Medical endoscopy is now a common but critical healthcare procedure to look inside, and perform medical procedures in the body. When performing endoscopic surgical procedures in the abdominal cavity (known as laparoscopy) only a small insertion cut needs be made into the abdominal wall. This is known as “key-hole” surgery or minimally invasive surgery. Its use has increased hugely over the years and continues to grow rapidly, driven by clinician preference for minimally invasive surgeries together with rising elderly population and prevalence of diseases requiring endoscopic procedures. As the body is dark, endoscopy requires incorporation of a suitably strong light source delivered by fibre optic bundle that must be embedded in the endoscope. To couple sufficient power into the fibre requires high spatial quality or “high-brightness” light. The clinical-standard for laparoscopic illumination to enable surgical viewing in the large body cavity is the xenon arc-light source but its short lifetime (~500hrs) requires regular replacements and although bright its spectrum is static. Direct replacement with LED light technology is not suitable as its high divergence insufficiently couples into the fibre bundle of the endoscope illumination system.
The aim of this project is to provide a new modern ultra-bright light source to enable enhanced medical endoscopic imaging. With dynamic spectral profiling, this light source can improve tissue contrast for superior diagnostic detection leading to improved patient healthcare and be a modern replacement for out-dated lamp technology.

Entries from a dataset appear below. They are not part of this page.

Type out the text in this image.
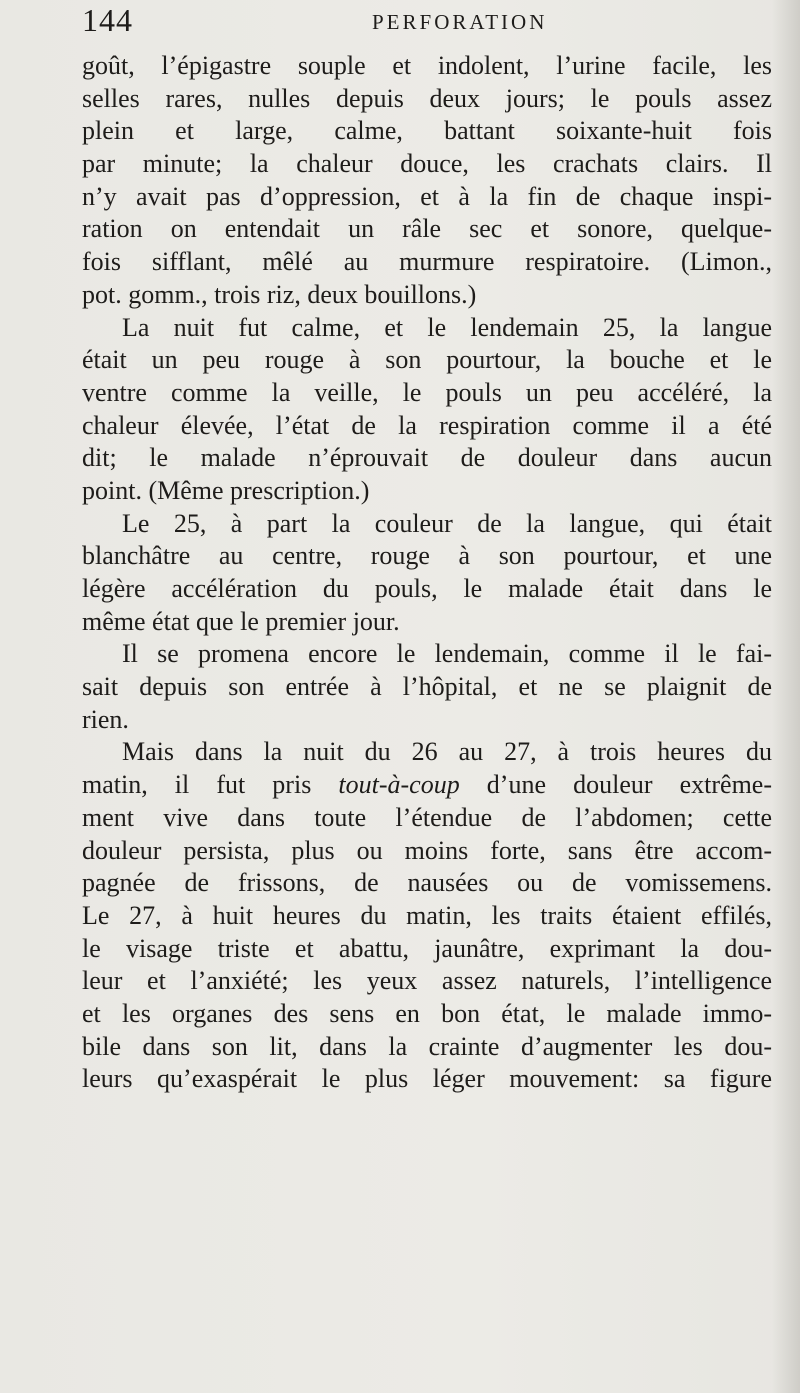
144	PERFORATION
goût, l’épigastre souple et indolent, l’urine facile, les
selles rares, nulles depuis deux jours; le pouls assez
plein et large, calme, battant soixante-huit fois
par minute; la chaleur douce, les crachats clairs. Il
n’y avait pas d’oppression, et à la fin de chaque inspi-
ration on entendait un râle sec et sonore, quelque-
fois sifflant, mêlé au murmure respiratoire. (Limon.,
pot. gomm., trois riz, deux bouillons.)
La nuit fut calme, et le lendemain 25, la langue
était un peu rouge à son pourtour, la bouche et le
ventre comme la veille, le pouls un peu accéléré, la
chaleur élevée, l’état de la respiration comme il a été
dit; le malade n’éprouvait de douleur dans aucun
point. (Même prescription.)
Le 25, à part la couleur de la langue, qui était
blanchâtre au centre, rouge à son pourtour, et une
légère accélération du pouls, le malade était dans le
même état que le premier jour.
Il se promena encore le lendemain, comme il le fai-
sait depuis son entrée à l’hôpital, et ne se plaignit de
rien.
Mais dans la nuit du 26 au 27, à trois heures du
matin, il fut pris tout-à-coup d’une douleur extrême-
ment vive dans toute l’étendue de l’abdomen; cette
douleur persista, plus ou moins forte, sans être accom-
pagnée de frissons, de nausées ou de vomissemens.
Le 27, à huit heures du matin, les traits étaient effilés,
le visage triste et abattu, jaunâtre, exprimant la dou-
leur et l’anxiété; les yeux assez naturels, l’intelligence
et les organes des sens en bon état, le malade immo-
bile dans son lit, dans la crainte d’augmenter les dou-
leurs qu’exaspérait le plus léger mouvement: sa figure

Our ultra-bright alternative light source technology to be developed in this project takes low brightness LED light and enhances the brightness by one or two orders-of-magnitude by using fluorescence-converted light concentrated in light guides whilst generating new spectral wavelengths. By implementing an innovative multi-fluorophore device, a new white-light source will be developed. It will be trialled as a superior endoscopic illumination source to outperform the clinical-standard xenon lamp. To address the need for enhanced medical imaging, this ultra-bright light source will be configured with independent excitation of different fluorophore colours to allow dynamic spectral profiling to enable the surgeon to better visual disease tissues and anomalies with enhanced contrast. Alongside superior imaging, the new white-light source based on low-cost, efficient LED light has ultra-long lifetime (~30,000 hours) about 60 times longer than the xenon lamp (~500hrs) to meet modern environmental energy-efficiency standards and reduction of waste disposal. Beyond medical endoscopy, this ultra-bright light source could open up benefits in many other illumination applications e.g. digital displays and projection and for excitation applications e.g. for laser pumping and maser excitation, as well as providing valuable ultra-bright light sources to scientists advancing basic research.